Warna ungu pun menyela, "Ckckckck.. Negeri ini tak pernah berkembang tanpa aku! Kalian ini hanya tinggal saja di negeri ini, tak bisa berkreasi. Warna ungu adalah warna kemuliaan, gagah dilihat. Bahkan, di era modern seperti ini hampir sebagian besar barang yang kalian pakai adalah produksi kaum ungu."
Tentu saja, warna merah tak mau menghentikan percakapan, "Wahai ungu, kau sendiri yang bilang -hampir- sebagian besar. Tentu saja kau benar, soalnya sebagian besar produksi kaumku ada di negeri ini. Dari mainan sampai teknologi, bangsaku yang menguasai. Bahkan, kami tak hanya pintar produksi, tapi juga mengakali pengunjung agar membeli produk kami, entah baik ataupun tidak. Usaha dong, baru bicara!"
Warna kuning hanya diam, tanpa sepatah kata.
***
Cerita singkat di atas adalah gambaran negeri kita, bahkan ironisnya dunia kita saat ini. Tidak hanya di negara maju, bahkan di desa terkecil di Indonesia pun sudah mulai 'gengsi' untuk meninggikan rasnya. 'Ras ku yang paling baik!" pikirnya. Bangsa asli Indonesia di bagian barat membanggakan kedaerahannya yang masih kental, serta rasa persaudaraan yang kuat. Kaum Jawa membanggakan kelemah lembutannya. Orang-orang Dayak menjunjung tinggi kekuatannya. Gadis Sulawesi adalah yang terbaik, pikir beberapa orang. Papua kaya akan keanekaragaman hayati di sana.

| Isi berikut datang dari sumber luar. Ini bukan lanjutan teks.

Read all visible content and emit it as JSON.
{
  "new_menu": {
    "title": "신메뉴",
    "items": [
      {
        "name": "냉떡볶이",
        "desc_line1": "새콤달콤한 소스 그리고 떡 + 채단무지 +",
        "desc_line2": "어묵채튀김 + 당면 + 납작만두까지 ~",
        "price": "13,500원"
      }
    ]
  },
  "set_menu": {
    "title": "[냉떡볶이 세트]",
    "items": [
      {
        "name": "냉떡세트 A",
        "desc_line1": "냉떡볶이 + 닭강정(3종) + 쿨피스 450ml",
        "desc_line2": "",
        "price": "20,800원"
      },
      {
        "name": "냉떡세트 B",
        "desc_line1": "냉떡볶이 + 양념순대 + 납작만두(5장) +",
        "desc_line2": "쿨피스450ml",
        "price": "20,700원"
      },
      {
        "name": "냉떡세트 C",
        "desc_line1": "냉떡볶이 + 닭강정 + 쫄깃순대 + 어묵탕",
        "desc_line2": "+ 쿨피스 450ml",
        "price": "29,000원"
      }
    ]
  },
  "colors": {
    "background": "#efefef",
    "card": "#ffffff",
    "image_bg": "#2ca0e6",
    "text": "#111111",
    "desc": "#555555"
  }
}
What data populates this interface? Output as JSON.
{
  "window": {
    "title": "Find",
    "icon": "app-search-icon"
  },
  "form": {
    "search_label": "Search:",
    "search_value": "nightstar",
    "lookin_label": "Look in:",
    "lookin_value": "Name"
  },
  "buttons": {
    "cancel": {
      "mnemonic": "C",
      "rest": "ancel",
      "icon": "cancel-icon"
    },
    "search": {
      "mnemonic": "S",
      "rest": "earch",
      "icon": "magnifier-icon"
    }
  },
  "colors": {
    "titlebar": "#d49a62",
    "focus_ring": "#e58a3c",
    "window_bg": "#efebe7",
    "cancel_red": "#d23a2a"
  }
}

Mungkin penulis tak sepenuhnya benar dengan pernyataan di atas. Mungkin kedaerahan di Sumatera bukan yang dibanggakan. Mungkin lemah lembut orang Jawa tidak dibanggakan. Mungkin di Kalimantan kekuatan tidak dijunjung tinggi. Mungkin juga orang Sulawesi bilang orang Jawa lebih baik. Mungkin juga Papua lebih membanggakan hal lain. Penulis tak tahu. Tetapi satu hal yang pasti, Indonesia bukanlah Indonesia tanpa orang Sumatera, Jawa, Sulawesi, Kalimantan, dan Papua. Negara ini lahir dari rahim yang sama, rahim seorang ibu. Manusia. Apakah sang Pencipta membedakan seorang dilahirkan dari rahim yang lain? Tidak! Bahkan tak satupun dari manusia yang menghembuskan nafasnya di bawah matahari dapat keluar dari kandungan secara otomatis. Pastilah seorang ibu yang membantu. Pastilah seorang bidan ataupun dokter mengoordinir. Pastilah ada seseorang di sampingnya yang menjaga.
Bagaimana dengan orang Tionghoa? Hindustan? Timur Tengah? Kaukasia?